WASHINGTON (Reuters) - U.S. President Donald Trump threatened on Wednesday to either force the U.S. Congress to formally adjourn, or return to the Capitol despite the coronavirus pandemic, saying he was frustrated lawmakers were not in Washington to confirm his nominees for federal judgeships and other government positions.
"The current practice of leaving town, while conducting phony pro forma sessions, is a dereliction of duty that the American people cannot afford during this crisis," an angry Trump told reporters at his daily White House news conference.
No U.S. president has ever used the authority, included in the Constitution, to adjourn both chambers of Congress if they cannot agree on a date to adjourn.
It was not immediately clear if Congress' current absence from Washington could be classified as due to a failure to agree on an adjournment date. Congressional leaders did not immediately respond to requests for comment.

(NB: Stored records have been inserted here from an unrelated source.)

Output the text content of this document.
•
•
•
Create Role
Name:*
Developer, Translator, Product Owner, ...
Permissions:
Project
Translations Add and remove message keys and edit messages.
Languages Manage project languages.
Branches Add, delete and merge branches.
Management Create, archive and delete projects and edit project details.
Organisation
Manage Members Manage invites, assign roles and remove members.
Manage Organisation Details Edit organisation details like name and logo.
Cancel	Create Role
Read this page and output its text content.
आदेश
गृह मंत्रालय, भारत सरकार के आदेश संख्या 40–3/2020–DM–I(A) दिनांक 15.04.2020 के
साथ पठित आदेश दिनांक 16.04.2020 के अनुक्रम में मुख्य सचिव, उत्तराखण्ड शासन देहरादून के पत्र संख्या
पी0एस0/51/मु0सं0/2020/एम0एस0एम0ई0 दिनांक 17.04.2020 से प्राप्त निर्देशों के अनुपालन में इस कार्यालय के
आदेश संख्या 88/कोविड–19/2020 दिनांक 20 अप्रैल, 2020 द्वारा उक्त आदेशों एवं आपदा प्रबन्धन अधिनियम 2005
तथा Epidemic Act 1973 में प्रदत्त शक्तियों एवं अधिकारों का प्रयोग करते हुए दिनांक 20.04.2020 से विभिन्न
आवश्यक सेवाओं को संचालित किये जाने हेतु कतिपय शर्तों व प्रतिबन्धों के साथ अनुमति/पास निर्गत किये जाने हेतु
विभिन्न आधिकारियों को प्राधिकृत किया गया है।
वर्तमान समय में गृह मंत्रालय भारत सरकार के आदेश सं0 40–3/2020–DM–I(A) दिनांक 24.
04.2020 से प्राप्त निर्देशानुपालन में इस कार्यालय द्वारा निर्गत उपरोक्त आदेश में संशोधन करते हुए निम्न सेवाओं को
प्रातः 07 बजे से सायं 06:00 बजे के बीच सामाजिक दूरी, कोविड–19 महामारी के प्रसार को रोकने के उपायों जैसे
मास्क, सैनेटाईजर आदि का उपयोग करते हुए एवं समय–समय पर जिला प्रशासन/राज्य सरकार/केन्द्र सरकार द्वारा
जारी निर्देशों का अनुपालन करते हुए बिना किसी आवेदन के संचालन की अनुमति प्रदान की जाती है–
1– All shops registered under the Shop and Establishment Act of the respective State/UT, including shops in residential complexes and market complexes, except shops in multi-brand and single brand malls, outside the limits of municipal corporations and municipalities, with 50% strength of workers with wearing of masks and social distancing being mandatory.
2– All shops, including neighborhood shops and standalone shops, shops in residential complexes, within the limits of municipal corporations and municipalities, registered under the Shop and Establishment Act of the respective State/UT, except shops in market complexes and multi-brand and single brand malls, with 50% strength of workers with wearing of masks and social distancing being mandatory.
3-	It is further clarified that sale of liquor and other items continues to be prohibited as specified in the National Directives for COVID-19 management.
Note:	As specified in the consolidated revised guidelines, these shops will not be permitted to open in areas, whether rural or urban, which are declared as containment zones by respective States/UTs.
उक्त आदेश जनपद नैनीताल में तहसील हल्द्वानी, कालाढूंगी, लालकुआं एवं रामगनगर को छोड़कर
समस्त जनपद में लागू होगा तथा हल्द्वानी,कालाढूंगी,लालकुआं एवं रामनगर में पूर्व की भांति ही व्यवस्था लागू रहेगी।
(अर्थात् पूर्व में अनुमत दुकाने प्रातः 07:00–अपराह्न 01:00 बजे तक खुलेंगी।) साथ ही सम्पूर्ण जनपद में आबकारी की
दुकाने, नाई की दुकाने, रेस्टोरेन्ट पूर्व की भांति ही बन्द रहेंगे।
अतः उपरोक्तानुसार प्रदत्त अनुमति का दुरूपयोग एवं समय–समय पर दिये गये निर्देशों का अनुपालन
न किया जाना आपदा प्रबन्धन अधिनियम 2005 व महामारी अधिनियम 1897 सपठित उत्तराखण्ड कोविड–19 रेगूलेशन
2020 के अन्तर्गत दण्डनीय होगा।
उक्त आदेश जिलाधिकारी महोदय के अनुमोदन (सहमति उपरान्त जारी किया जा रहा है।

Members of the Republican-controlled Senate and Democratic-led House of Representatives have been out of Washington since last month, as government officials and health experts have recommended that Americans stay home to avoid spreading the deadly coronavirus.
As is typical during congressional recesses, the House and Senate have continued to hold regular "pro forma" sessions, brief meetings that can last less than a minute.
As long as these short sessions are held, the president is legally barred from using his power to make "recess appointments" to fill positions without having to submit his nominees to Senate confirmation votes.
After lamenting that some of his nominees have waited for months to be confirmed, Trump threatened to force Congress to adjourn. He acknowledged that such a move would face a legal challenge, but said he was confident he would prevail.
"We'll probably be challenged in court, and we'll see who wins," Trump said.
Any legal challenge would likely take many months.
Trump argued that his nominees would help to deal with the coronavirus epidemic, without offering any explanation of why that would be the case.